According to France’s Secretary of State for European affairs, Clément Beaune, more than 40% of French requests for fishing licences have been rejected by Britain. In response, Macron has threatened to punish its neighbour with measures including banning British fishing boats from unloading in French ports, carrying out additional licence checks, and reinforcing rigorous customs controls on trucks.
As the dispute threatened to overshadow the United Nations COP26 climate talks, Macron held off on imposing any sanctions with the intent of the two coming to a mutual resolution. This Thursday, British Brexit Minister David Frost is expected in Paris to meet with Beaune to discuss the ongoing fishing dispute.
Not too far from the English Channel, Norwegian salmon is swimming upstream, with stabilised prices that continue to increase despite ongoing logistical challenges brought on by the COVID-19 pandemic.
Having plunged during the pandemic, it appears salmon is back on dinner plates and menus, with European and Asian markets displaying an increased appetite for the fish.
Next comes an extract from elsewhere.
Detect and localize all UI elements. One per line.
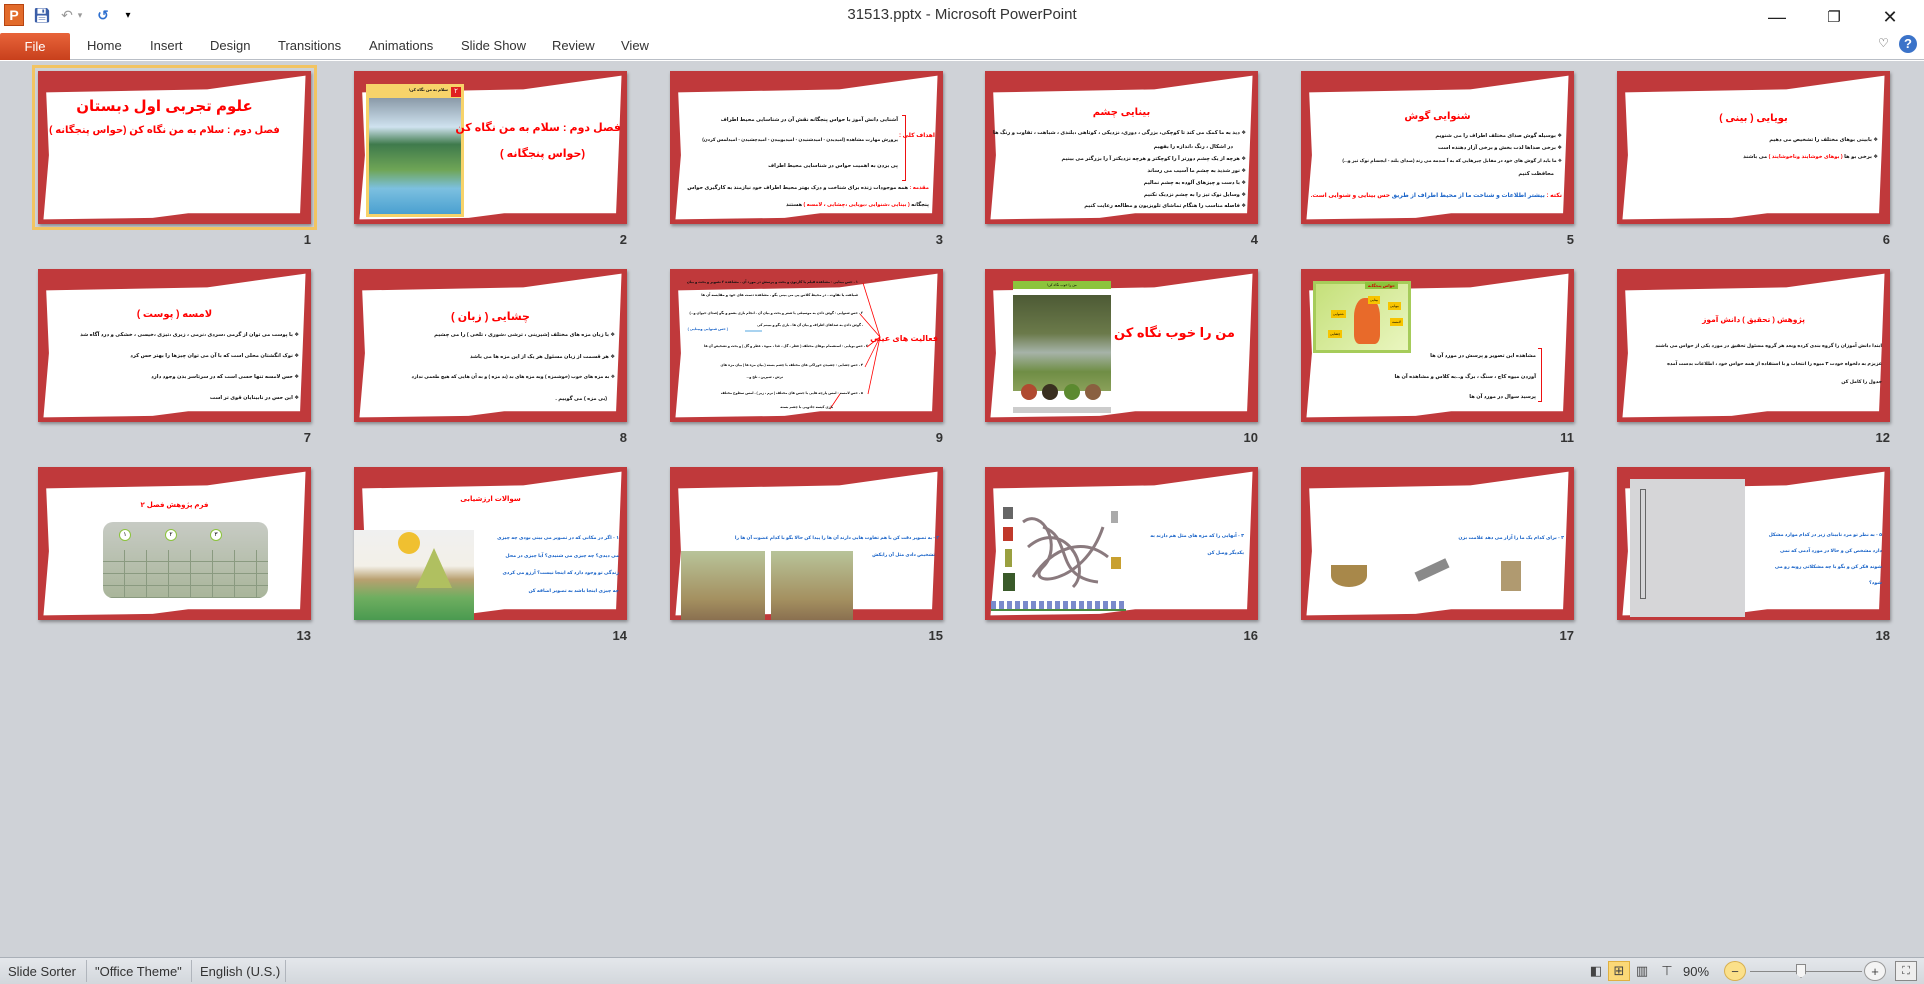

The NASDAQ Salmon Index in the weight class of 3-6kg has reversed its downward trend, rising +15% over the last four weeks.
The Norwegian Seafood Council released impressive figures this week: the first nine months of 2021 netted a total NOK 84.7bn (£7bn), 10% up on the same period last year, with salmon leading the way. The total figure for September was NOK 11.8bn (almost CHF 8.6 billion), the highest total yet for a single month.
Demand for salmon remains high, despite the political sniping and ongoing logistical challenges, proving that consumers are likely to continue to pay a premium for this high quality protein rather than look for an alternative.